The 16-channel current stimulator integrated circuit and multi-layered coil were implemented onto the LCP film by semiconductor fabrication technology, and stacked to form a tiny package. A semi-flat, ovoid LCP capsule was designed and applied onto the system to establish the hermetic sealing. The electrode was directly connected to the stimulator package to make an integrated system. Whole system was implanted into the rabbit eye, and the the shape, size, and the topological relationship between the electrode and the stimulator package were evaluated.

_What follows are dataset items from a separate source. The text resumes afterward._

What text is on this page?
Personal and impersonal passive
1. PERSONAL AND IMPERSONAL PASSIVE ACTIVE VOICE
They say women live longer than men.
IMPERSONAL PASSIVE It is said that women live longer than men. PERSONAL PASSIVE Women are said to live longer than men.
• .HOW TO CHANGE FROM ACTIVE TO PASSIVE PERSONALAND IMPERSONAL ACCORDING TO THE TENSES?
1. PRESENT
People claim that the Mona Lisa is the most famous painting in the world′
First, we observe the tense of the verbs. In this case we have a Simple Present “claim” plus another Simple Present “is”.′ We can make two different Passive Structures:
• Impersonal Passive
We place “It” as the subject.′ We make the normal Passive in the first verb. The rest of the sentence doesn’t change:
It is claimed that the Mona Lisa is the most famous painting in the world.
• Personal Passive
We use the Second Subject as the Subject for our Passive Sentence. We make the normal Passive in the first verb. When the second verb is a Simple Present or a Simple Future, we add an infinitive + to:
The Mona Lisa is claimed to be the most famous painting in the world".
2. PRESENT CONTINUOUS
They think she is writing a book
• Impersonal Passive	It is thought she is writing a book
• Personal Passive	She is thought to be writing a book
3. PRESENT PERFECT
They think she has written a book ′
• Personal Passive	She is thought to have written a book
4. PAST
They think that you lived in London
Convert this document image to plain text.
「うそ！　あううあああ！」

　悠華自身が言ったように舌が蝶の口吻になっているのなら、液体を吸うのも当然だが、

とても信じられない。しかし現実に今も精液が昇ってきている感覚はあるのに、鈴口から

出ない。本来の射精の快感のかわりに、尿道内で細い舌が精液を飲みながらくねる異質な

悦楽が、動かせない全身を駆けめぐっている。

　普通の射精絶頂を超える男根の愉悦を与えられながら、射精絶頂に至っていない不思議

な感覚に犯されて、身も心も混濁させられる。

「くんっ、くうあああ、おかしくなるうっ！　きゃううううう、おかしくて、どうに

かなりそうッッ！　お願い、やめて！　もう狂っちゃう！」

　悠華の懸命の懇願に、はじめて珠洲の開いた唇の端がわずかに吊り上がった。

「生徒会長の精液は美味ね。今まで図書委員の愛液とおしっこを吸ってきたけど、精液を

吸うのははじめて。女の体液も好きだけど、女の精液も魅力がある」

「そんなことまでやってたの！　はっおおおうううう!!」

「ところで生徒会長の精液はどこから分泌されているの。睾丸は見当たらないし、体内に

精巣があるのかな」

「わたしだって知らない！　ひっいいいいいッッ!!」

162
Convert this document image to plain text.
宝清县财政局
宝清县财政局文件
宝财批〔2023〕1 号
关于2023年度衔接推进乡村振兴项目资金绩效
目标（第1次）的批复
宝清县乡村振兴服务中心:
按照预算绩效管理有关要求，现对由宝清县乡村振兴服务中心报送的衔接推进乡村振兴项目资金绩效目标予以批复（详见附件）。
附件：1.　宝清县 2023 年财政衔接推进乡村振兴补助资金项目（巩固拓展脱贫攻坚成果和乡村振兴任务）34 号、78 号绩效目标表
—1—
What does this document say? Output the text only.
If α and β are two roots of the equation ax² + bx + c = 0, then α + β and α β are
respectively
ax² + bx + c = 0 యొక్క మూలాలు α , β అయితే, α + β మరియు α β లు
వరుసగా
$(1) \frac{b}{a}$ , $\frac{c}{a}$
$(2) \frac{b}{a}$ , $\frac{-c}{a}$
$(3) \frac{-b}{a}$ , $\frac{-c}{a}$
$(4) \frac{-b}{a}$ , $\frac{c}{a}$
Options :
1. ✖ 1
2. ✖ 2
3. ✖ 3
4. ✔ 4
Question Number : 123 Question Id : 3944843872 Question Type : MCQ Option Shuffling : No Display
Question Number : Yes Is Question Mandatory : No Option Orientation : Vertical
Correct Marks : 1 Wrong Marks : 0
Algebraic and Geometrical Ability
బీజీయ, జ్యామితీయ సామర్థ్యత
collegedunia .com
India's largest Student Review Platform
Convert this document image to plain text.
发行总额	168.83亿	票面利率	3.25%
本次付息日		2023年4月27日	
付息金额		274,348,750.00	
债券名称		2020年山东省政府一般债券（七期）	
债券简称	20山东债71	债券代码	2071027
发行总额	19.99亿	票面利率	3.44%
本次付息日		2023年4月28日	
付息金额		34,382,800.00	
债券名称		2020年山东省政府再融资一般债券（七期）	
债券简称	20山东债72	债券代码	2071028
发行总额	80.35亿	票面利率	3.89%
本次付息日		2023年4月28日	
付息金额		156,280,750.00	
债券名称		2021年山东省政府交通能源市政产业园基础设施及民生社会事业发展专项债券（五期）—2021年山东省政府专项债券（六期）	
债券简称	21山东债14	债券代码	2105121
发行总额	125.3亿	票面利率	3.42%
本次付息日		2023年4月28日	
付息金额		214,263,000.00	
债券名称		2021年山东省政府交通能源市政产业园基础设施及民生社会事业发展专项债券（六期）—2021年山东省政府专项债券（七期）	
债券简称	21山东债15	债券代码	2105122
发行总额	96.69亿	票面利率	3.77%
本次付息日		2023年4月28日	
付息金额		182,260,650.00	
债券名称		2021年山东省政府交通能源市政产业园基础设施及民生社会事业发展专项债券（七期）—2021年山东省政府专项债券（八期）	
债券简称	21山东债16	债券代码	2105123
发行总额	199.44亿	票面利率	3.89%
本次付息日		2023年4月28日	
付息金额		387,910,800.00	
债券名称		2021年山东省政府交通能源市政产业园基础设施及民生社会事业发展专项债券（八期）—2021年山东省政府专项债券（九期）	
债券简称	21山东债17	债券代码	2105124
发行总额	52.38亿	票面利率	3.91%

The electrode with the maximum diameter of 3 mm could be safely implanted into the subretinal or suprachoroidal space through scleral tunnel.Meticulous hemostasis of the choroid with high-frequency electrocauterization increased the success rate of the operation. Sharp angulation between the stimulator package and the electrode shaft could help stabilizing the electrode tip under the retina during surgery. The size of the system package was the major issue for the stable and safe implantation of the whole system. The flexibility of the LCP electrode and the leverage effect of the electrode shaft affected the surgical outcome.
The flexibility and the edge sharpness of the electrode were important for decreasing the tissue damage during implant surgery. The size and the weight of the external part also affected the stability of the electode by leverage effect. Optimized design according to the size and the shape of the eyeball is necessary for the successful implantation of the mololithic retina prosthesis.